Und sie konstituieren nicht etwa, dass eine Frau einen Mann zu einer mehrmonatigen Beziehung genötigt hätte, sondern schlicht und ergreifend einen besonders krassen, in seiner Konsequenz frauenverachtenden und tragischen Fall von Cybermobbing und Demütigung als Geschäftsgrundlage.

Ja, immer diese Konstitutionen hier. Natürlich ist es schlimm, wie das breitgewalzt wird, natürlich ist es schlimm, dass jetzt eine junge Mutter tot ist, und natürlich ist BILD immer schlimm. Aber das wäre es auch, wenn Boatend sich am Ende umgebracht hätte.

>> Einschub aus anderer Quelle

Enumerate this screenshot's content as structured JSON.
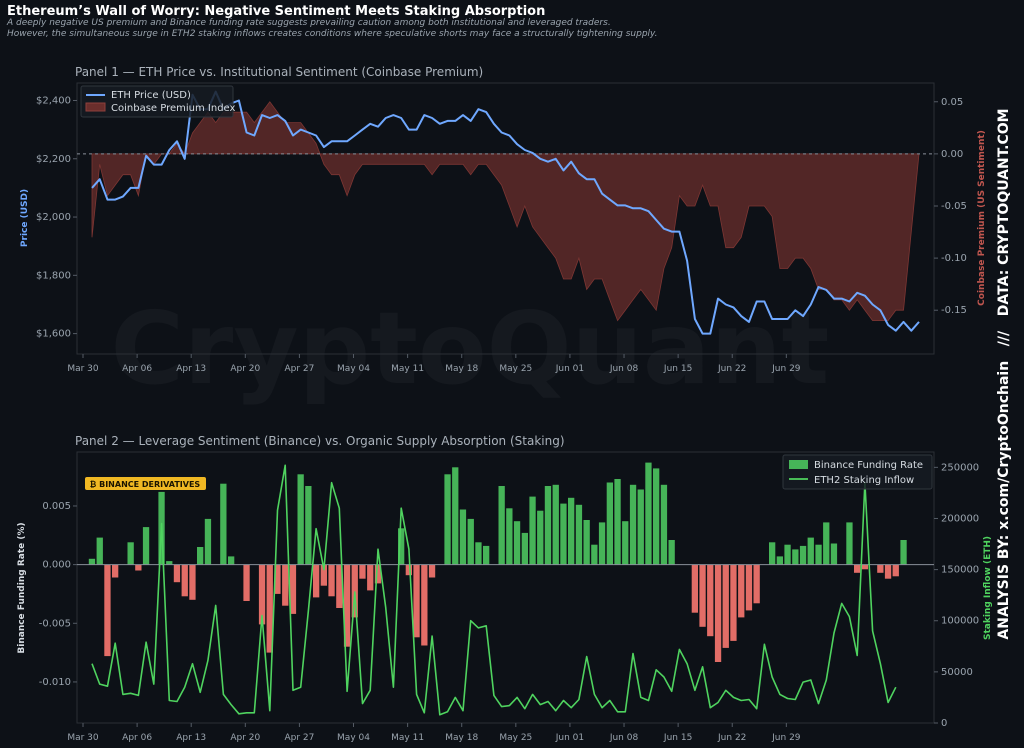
{
  "header": {
    "title": "Ethereum’s Wall of Worry: Negative Sentiment Meets Staking Absorption",
    "subtitle_1": "A deeply negative US premium and Binance funding rate suggests prevailing caution among both institutional and leveraged traders.",
    "subtitle_2": "However, the simultaneous surge in ETH2 staking inflows creates conditions where speculative shorts may face a structurally tightening supply."
  },
  "side_text": {
    "analysis": "ANALYSIS BY: x.com/CryptoOnchain",
    "separator": "///",
    "data": "DATA: CRYPTOQUANT.COM"
  },
  "watermark": "CryptoQuant",
  "colors": {
    "background": "#0d1117",
    "price": "#6fa8ff",
    "premium": "#6a2e2c",
    "funding_pos": "#46b458",
    "funding_neg": "#e26d67",
    "staking": "#4fd35f",
    "badge": "#f0b823"
  },
  "chart_data": [
    {
      "type": "line",
      "title": "Panel 1 — ETH Price vs. Institutional Sentiment (Coinbase Premium)",
      "ylabel": "Price (USD)",
      "y2label": "Coinbase Premium (US Sentiment)",
      "ylim": [
        1530,
        2460
      ],
      "y2lim": [
        -0.192,
        0.068
      ],
      "y_ticks": [
        "$1,600",
        "$1,800",
        "$2,000",
        "$2,200",
        "$2,400"
      ],
      "y2_ticks": [
        "0.05",
        "0.00",
        "-0.05",
        "-0.10",
        "-0.15"
      ],
      "x_ticks": [
        "Mar 30",
        "Apr 06",
        "Apr 13",
        "Apr 20",
        "Apr 27",
        "May 04",
        "May 11",
        "May 18",
        "May 25",
        "Jun 01",
        "Jun 08",
        "Jun 15",
        "Jun 22",
        "Jun 29"
      ],
      "legend": [
        "ETH Price (USD)",
        "Coinbase Premium Index"
      ],
      "legend_position": "top-left",
      "zero_line": 0,
      "x_start": "Mar 31",
      "x_step_days": 1,
      "series": [
        {
          "name": "ETH Price (USD)",
          "axis": "left",
          "values": [
            2100,
            2130,
            2060,
            2060,
            2070,
            2100,
            2100,
            2210,
            2180,
            2180,
            2230,
            2260,
            2200,
            2420,
            2370,
            2370,
            2430,
            2370,
            2390,
            2400,
            2290,
            2280,
            2350,
            2340,
            2350,
            2330,
            2280,
            2300,
            2290,
            2280,
            2240,
            2260,
            2260,
            2260,
            2280,
            2300,
            2320,
            2310,
            2340,
            2350,
            2340,
            2300,
            2300,
            2350,
            2340,
            2320,
            2330,
            2330,
            2350,
            2330,
            2370,
            2360,
            2320,
            2290,
            2280,
            2250,
            2230,
            2220,
            2200,
            2190,
            2200,
            2160,
            2190,
            2150,
            2130,
            2130,
            2080,
            2060,
            2040,
            2040,
            2030,
            2030,
            2020,
            1990,
            1960,
            1950,
            1950,
            1850,
            1650,
            1600,
            1600,
            1720,
            1700,
            1690,
            1660,
            1640,
            1710,
            1710,
            1650,
            1650,
            1650,
            1680,
            1660,
            1700,
            1760,
            1750,
            1720,
            1720,
            1710,
            1740,
            1730,
            1700,
            1680,
            1630,
            1610,
            1640,
            1610,
            1640
          ],
          "_note": "one value per day starting at x_start"
        },
        {
          "name": "Coinbase Premium Index",
          "axis": "right",
          "values": [
            -0.08,
            -0.01,
            -0.04,
            -0.03,
            -0.02,
            -0.02,
            -0.04,
            0.0,
            -0.01,
            0.0,
            0.0,
            0.01,
            0.0,
            0.02,
            0.03,
            0.04,
            0.03,
            0.04,
            0.04,
            0.04,
            0.04,
            0.03,
            0.04,
            0.05,
            0.04,
            0.03,
            0.03,
            0.03,
            0.02,
            0.01,
            -0.01,
            -0.02,
            -0.02,
            -0.04,
            -0.02,
            -0.01,
            -0.01,
            -0.01,
            -0.01,
            -0.01,
            -0.01,
            -0.01,
            -0.01,
            -0.01,
            -0.02,
            -0.01,
            -0.01,
            -0.01,
            -0.01,
            -0.02,
            -0.01,
            -0.01,
            -0.02,
            -0.03,
            -0.05,
            -0.07,
            -0.05,
            -0.07,
            -0.08,
            -0.09,
            -0.1,
            -0.12,
            -0.12,
            -0.1,
            -0.13,
            -0.12,
            -0.12,
            -0.14,
            -0.16,
            -0.15,
            -0.14,
            -0.13,
            -0.14,
            -0.15,
            -0.11,
            -0.09,
            -0.04,
            -0.05,
            -0.05,
            -0.03,
            -0.05,
            -0.05,
            -0.09,
            -0.09,
            -0.08,
            -0.05,
            -0.05,
            -0.05,
            -0.06,
            -0.11,
            -0.11,
            -0.1,
            -0.1,
            -0.11,
            -0.13,
            -0.13,
            -0.14,
            -0.14,
            -0.15,
            -0.14,
            -0.15,
            -0.16,
            -0.16,
            -0.16,
            -0.15,
            -0.15
          ],
          "_note": "one value per day starting at x_start"
        }
      ]
    },
    {
      "type": "bar",
      "title": "Panel 2 — Leverage Sentiment (Binance) vs. Organic Supply Absorption (Staking)",
      "ylabel": "Binance Funding Rate (%)",
      "y2label": "Staking Inflow (ETH)",
      "ylim": [
        -0.0135,
        0.0096
      ],
      "y2lim": [
        0,
        265000
      ],
      "y_ticks": [
        "0.005",
        "0.000",
        "-0.005",
        "-0.010"
      ],
      "y2_ticks": [
        "0",
        "50000",
        "100000",
        "150000",
        "200000",
        "250000"
      ],
      "x_ticks": [
        "Mar 30",
        "Apr 06",
        "Apr 13",
        "Apr 20",
        "Apr 27",
        "May 04",
        "May 11",
        "May 18",
        "May 25",
        "Jun 01",
        "Jun 08",
        "Jun 15",
        "Jun 22",
        "Jun 29"
      ],
      "legend": [
        "Binance Funding Rate",
        "ETH2 Staking Inflow"
      ],
      "legend_position": "top-right",
      "badge": "₿ BINANCE DERIVATIVES",
      "x_start": "Mar 31",
      "x_step_days": 1,
      "series": [
        {
          "name": "Binance Funding Rate",
          "axis": "left",
          "kind": "bar",
          "values": [
            0.0005,
            0.0023,
            -0.0078,
            -0.0011,
            0.0,
            0.0019,
            -0.0005,
            0.0032,
            0.0,
            0.0062,
            0.0003,
            -0.0015,
            -0.0027,
            -0.003,
            0.0015,
            0.0039,
            0.0,
            0.0069,
            0.0007,
            0.0,
            -0.0031,
            0.0,
            -0.0051,
            -0.0075,
            -0.0025,
            -0.0035,
            -0.0042,
            0.0077,
            0.0067,
            -0.0028,
            -0.0018,
            -0.0027,
            -0.0037,
            -0.007,
            -0.0045,
            -0.0012,
            -0.0022,
            -0.0016,
            0.0,
            0.0,
            0.0031,
            -0.0009,
            -0.0062,
            -0.0069,
            -0.0011,
            0.0,
            0.0077,
            0.0083,
            0.0047,
            0.0039,
            0.0019,
            0.0016,
            0.0,
            0.0067,
            0.0048,
            0.0037,
            0.0027,
            0.0058,
            0.0046,
            0.0067,
            0.0068,
            0.0052,
            0.0057,
            0.0051,
            0.0038,
            0.0017,
            0.0036,
            0.007,
            0.0073,
            0.0037,
            0.0068,
            0.0064,
            0.0087,
            0.0082,
            0.0068,
            0.0021,
            0.0,
            0.0,
            -0.0041,
            -0.0053,
            -0.0061,
            -0.0083,
            -0.0071,
            -0.0065,
            -0.0045,
            -0.0039,
            -0.0033,
            0.0,
            0.0019,
            0.0007,
            0.0017,
            0.0013,
            0.0016,
            0.0023,
            0.0017,
            0.0036,
            0.0018,
            0.0,
            0.0036,
            -0.0007,
            -0.0004,
            0.0,
            -0.0007,
            -0.0012,
            -0.001,
            0.0021
          ],
          "_note": "one value per day starting at x_start"
        },
        {
          "name": "ETH2 Staking Inflow",
          "axis": "right",
          "kind": "line",
          "values": [
            58000,
            38000,
            36000,
            78000,
            28000,
            29000,
            27000,
            79000,
            38000,
            195000,
            22000,
            21000,
            35000,
            58000,
            30000,
            61000,
            115000,
            28000,
            18000,
            9000,
            10000,
            10000,
            105000,
            12000,
            208000,
            252000,
            32000,
            35000,
            110000,
            190000,
            150000,
            235000,
            210000,
            31000,
            128000,
            19000,
            32000,
            170000,
            113000,
            35000,
            210000,
            170000,
            28000,
            10000,
            85000,
            8000,
            11000,
            25000,
            12000,
            100000,
            93000,
            95000,
            27000,
            16000,
            17000,
            25000,
            14000,
            28000,
            18000,
            21000,
            12000,
            22000,
            15000,
            23000,
            65000,
            28000,
            15000,
            22000,
            11000,
            11000,
            68000,
            25000,
            22000,
            52000,
            45000,
            31000,
            72000,
            58000,
            32000,
            55000,
            15000,
            20000,
            32000,
            25000,
            22000,
            23000,
            14000,
            77000,
            45000,
            28000,
            24000,
            23000,
            40000,
            42000,
            19000,
            42000,
            88000,
            117000,
            104000,
            66000,
            235000,
            90000,
            58000,
            20000,
            35000
          ],
          "_note": "one value per day starting at x_start"
        }
      ]
    }
  ]
}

…ist aus welchen Gründen auch immer eine Beziehung mit einem erwachsenen, selbstbestimmten Mann eingegangen, dem nach der Trennung viel zu viel Raum dafür gegeben wurde, sich von Verantwortung freizusprechen, indem er auf bekannte und beliebte misogyn-patriarchale Gesellschaftsmythen Bezug nimmt.

Ja, dazu. Inwieweit ist die Idee eine „Femme fatale“ frauenfeindlich? Die Aussage ist ja nicht, dass alle Frauen so sind, sondern die, dass alle Männer darauf reinfallen. Bzw., wenn Boateng sich als manipuliertes „Opfer“ inszeniert, reproduziert er männerfeindliche Ideen, selbst wenn er meint, eine Frau damit zu kritisieren.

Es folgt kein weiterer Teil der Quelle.